Questa volta, però, il caso appare palesemente gonfiato, anche se è un segno evidente dell'importanza che le denominazioni rivestono nella terra del bilinguismo. Un'importanza tutt'altro che simbolica.  

Via la denominazione 'Alto Adige'. Cos'è successo?

Il Consiglio provinciale di Bolzano ha approvato un emendamento per cancellare l'espressione 'Alto Adige' all'interno di un disegno di legge sull'adempimento degli obblighi derivanti dall'appartenenza all'Unione Europea. La legge 30, la cosiddetta "legge europea", è stata poi approvata, con quell'emendamento.

L'emendamento è stato approvato grazie all'unione di tutti i partiti di lingua tedesca presenti in Consiglio: il megapartito di centro (o perfino centrosinistra, a seconda delle occasioni) SVP e quelli più orientati a destra, ovvero Süd-Tiroler Freiheit e Freiheitlichen. Astenuti: PD, Lega e Team Koellensperger. Insomma, l'emendamento è stato una prova di unità per i tre partiti di lingua tedesca, divisi su altri fronti.
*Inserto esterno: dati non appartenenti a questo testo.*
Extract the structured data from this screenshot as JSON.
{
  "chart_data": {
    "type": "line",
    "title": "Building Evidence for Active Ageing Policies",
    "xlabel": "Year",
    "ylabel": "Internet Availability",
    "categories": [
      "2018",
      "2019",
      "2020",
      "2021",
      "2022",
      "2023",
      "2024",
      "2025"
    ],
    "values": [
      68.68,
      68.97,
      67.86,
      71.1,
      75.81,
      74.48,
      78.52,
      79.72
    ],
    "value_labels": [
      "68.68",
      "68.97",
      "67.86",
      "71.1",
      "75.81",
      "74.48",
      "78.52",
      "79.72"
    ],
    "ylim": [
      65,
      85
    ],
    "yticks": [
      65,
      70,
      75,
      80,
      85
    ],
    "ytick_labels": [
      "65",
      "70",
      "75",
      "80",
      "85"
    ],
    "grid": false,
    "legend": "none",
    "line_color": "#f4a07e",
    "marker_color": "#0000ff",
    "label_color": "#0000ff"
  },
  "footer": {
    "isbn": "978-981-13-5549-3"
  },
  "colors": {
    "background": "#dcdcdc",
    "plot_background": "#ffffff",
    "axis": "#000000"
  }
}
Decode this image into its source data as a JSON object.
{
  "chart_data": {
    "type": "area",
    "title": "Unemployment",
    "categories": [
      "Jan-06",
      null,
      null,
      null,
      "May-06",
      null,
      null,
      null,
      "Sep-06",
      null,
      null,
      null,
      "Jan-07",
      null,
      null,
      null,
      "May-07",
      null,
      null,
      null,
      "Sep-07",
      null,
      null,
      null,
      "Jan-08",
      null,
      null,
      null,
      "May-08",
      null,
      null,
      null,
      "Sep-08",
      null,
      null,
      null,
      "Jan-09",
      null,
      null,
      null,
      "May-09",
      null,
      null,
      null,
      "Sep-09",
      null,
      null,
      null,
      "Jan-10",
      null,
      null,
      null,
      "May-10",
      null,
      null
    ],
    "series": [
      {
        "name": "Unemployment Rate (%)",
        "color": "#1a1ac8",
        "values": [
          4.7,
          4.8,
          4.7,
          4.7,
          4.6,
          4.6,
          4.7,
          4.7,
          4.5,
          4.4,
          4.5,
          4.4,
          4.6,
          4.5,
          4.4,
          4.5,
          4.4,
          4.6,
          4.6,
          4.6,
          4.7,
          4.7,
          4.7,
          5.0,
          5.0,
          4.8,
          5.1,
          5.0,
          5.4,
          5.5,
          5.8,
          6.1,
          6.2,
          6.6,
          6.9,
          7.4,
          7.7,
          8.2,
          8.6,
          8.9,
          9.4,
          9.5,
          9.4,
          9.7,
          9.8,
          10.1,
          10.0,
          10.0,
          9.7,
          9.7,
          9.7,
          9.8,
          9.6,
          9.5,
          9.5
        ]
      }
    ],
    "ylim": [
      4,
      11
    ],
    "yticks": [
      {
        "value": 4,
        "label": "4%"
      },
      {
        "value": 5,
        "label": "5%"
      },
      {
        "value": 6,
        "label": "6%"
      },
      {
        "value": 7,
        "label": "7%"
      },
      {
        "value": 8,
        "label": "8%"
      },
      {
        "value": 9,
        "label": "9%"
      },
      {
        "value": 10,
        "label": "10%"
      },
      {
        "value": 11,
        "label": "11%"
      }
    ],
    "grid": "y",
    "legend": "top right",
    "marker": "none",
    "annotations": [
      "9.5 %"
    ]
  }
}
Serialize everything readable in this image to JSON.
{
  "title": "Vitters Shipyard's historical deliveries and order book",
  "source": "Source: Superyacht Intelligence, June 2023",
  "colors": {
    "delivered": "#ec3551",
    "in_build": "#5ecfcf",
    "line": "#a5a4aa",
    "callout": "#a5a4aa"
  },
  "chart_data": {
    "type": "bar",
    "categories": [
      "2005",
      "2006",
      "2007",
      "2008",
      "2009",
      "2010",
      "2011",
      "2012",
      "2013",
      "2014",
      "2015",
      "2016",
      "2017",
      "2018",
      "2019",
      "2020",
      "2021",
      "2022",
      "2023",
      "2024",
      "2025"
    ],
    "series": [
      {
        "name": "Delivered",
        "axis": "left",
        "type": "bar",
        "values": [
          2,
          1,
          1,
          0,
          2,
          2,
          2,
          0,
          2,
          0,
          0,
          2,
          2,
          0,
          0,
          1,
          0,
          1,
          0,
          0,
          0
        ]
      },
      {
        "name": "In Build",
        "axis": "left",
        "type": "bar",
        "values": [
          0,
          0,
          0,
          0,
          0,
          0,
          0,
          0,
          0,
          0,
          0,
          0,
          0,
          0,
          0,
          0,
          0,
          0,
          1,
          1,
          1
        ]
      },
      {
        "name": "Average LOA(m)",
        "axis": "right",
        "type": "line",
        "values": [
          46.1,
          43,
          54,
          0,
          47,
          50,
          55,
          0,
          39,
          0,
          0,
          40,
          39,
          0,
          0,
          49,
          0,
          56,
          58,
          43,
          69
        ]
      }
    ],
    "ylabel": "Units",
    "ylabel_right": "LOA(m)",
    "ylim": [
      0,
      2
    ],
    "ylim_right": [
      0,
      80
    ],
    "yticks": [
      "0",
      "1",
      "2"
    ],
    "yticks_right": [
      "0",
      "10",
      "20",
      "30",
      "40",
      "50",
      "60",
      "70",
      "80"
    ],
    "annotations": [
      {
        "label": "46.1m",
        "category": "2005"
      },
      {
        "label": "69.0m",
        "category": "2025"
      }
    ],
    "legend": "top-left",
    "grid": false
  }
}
Dal testo della legge la dicitura italiana è stata cambiata da 'Alto Adige' a 'Provincia autonoma di Bolzano', mentre nel testo tedesco (in Alto Adige le leggi sono sempre scritte in due lingue) la dicitura è rimasta 'Südtirol', quando a rigor di logica avrebbe dovuto essere cambiata in 'Autonome Provinz Bozen'.

Il caso mediatico e le reazioni politiche

I maggiori quotidiani nazionali hanno ripreso la polemica sollevata dalla destra nazionalista di lingua italiana, l'Alto Adige nel Cuore, che fa capo a Fratelli d'Italia. Un partito che, come si vede nella foto, vorrebbe la cancelazione del termine tedesco, non solo nei documenti ufficiali. Un titolo come "Abolita la denominazione Alto Adige, resta solo Südtirol", letto a sud di Borghetto ha chiaramente tutto un altro significato. La verità è che, come ha spiegato il Landeshauptmann Arno Kompatscher (perdonateci, questa volta, il termine tedesco) cambiare la dicitura non si può, visto che nella Costituzione sono previsti solamente i termini 'Provincia autonoma di Bolzano' (che in Alto Adige viene tradotto pari pari) e 'Regione autonoma Trentino Alto Adige - Südtirol'. Il nome in tedesco venne aggiunto con l riforma del Titolo V, nel 2001.

Scomodato di domenica sera dai titoli della stampa nazionale, e forse dai ferventi solleciti dell'onorevole bolzanina di Forza Italia Michaela Biancofiore, il ministro agli Affari Regionali Francesco Boccia ha reso noto tramite una nota di aver "personalmente richiesto al presidente Kompatscher di intervenire sulla vicenda perchè è necessario rendere i testi italiani e tedeschi perfettamente identici e rispettosi della Costituzione. Se così non dovesse essere, la legge sarà impugnata dopo la sua pubblicazione".

La legge provinciale, dunque, non elimina alcunchè, ma è anche vero che potrebbe trattarsi a tutti gli effetti di una legge anti-costituzionale. Il presidente Kompatscher ha ammesso il "pasticcio" della non corrispondenza del termine italiano 'Provincia autonoma di Bolzano' con quello tedesco 'Südtirol' ma ha minimizzato sugli effetti della legge. In futuro, ha detto, occorrerà mettersi d'accordo. Insomma, ci sarebbe stato un errore, e non un tentativo di secessione linguistica. Ma un errore, come tale, si cancella, e farlo spetterà al ministro. Nel frattempo i partiti di ligua tedesca, con l'astensione del centrosinistra italiano ma anche della Lega, hanno dato prova di unità sulle questioni identitarie.